Yes. I wrote a little image uploader script to easily upload images from my phone for embedding in web forums etc, and it strips out all the EXIF orientation and just converts it to the correct orientation. Aside from that I'm always having to fiddle with it in my image tools and hope every software I use supports it. It's such a crap feature. Just rotate the damn image, phones!

circuit10|3 months ago

Wouldn’t that degrade the quality for a lossy format, especially if done repeatedly? I see why people would not want their phone to do that. If you’re uploading it somewhere that might not be supported it would be worth it but I don’t want my phone to silently degrade images that are just sitting in my gallery

bastawhiz|3 months ago

> In some cases you are not allowed to see if the orientation was changed for security reasons.

This is only true for cross-origin images, no? Which is expected: you can't access data loaded from another origin unless it's been loaded with CORS.

taeric|3 months ago

Isn't it a touch on the required side, though? I'm assuming the orientation is a common metadata element of phone produced images, in particular. I'd assume same for decent cameras.

Would love to see a good rundown of when you should rely on different approaches? Another thread pointed out that you should also use the color space metadata.

LeifCarrotson|3 months ago

Some systems seem to produce images where the pixel arrangement matches the sensor layout, which moves when you rotate the device, and they'll add EXIF metadata to indicate the orientation.
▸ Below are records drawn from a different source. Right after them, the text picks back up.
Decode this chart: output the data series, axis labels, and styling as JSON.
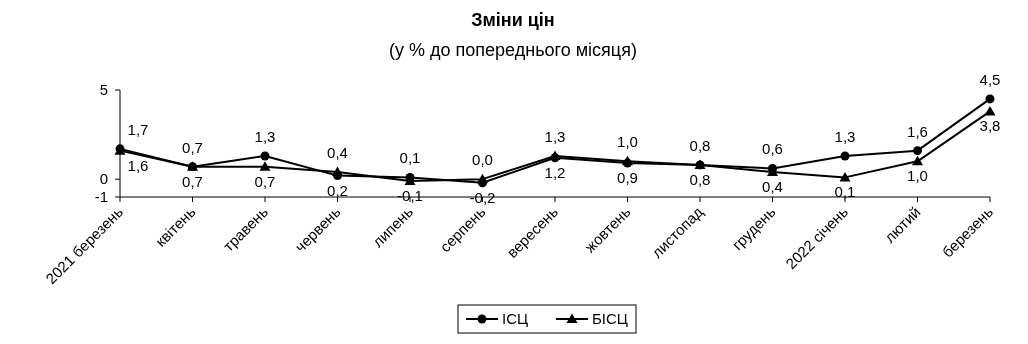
{
  "chart_data": {
    "type": "line",
    "title": "Зміни цін",
    "subtitle": "(у % до попереднього місяця)",
    "categories": [
      "2021 березень",
      "квітень",
      "травень",
      "червень",
      "липень",
      "серпень",
      "вересень",
      "жовтень",
      "листопад",
      "грудень",
      "2022 січень",
      "лютий",
      "березень"
    ],
    "series": [
      {
        "name": "ІСЦ",
        "color": "#000000",
        "marker": "circle",
        "values": [
          1.7,
          0.7,
          1.3,
          0.2,
          0.1,
          -0.2,
          1.2,
          0.9,
          0.8,
          0.6,
          1.3,
          1.6,
          4.5
        ],
        "value_labels": [
          "1,7",
          "0,7",
          "1,3",
          "0,2",
          "0,1",
          "-0,2",
          "1,2",
          "0,9",
          "0,8",
          "0,6",
          "1,3",
          "1,6",
          "4,5"
        ]
      },
      {
        "name": "БІСЦ",
        "color": "#000000",
        "marker": "triangle",
        "values": [
          1.6,
          0.7,
          0.7,
          0.4,
          -0.1,
          0.0,
          1.3,
          1.0,
          0.8,
          0.4,
          0.1,
          1.0,
          3.8
        ],
        "value_labels": [
          "1,6",
          "0,7",
          "0,7",
          "0,4",
          "-0,1",
          "0,0",
          "1,3",
          "1,0",
          "0,8",
          "0,4",
          "0,1",
          "1,0",
          "3,8"
        ]
      }
    ],
    "ylim": [
      -1,
      5
    ],
    "yticks": [
      -1,
      0,
      5
    ],
    "grid": false,
    "legend": "bottom",
    "line_style": "solid"
  }
}
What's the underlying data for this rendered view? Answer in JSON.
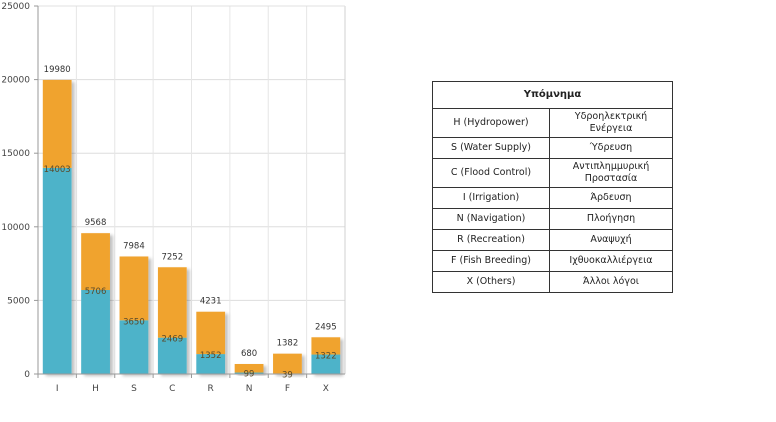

Other cameras and phones and apps produce images where the device adjusts the aspect ratio and order of the array of pixels in the image regardless of the way the sensor was pointed, such that the EXIF orientation is always the default 0-degree rotation. I'd argue that this is simpler, it's the way that people ignorant of the existence of the metadata method would expect the system to work. That method always works on any device or browser, rotating with EXIF only works if your whole pipeline is aware of that method.

stackedinserter|3 months ago

I maintain a photo library project, I feel your pain. JPEG format is so crooked in so many ways.

It's shame that after so many years of development we ended up with such horrible formats like jpeg and mp4.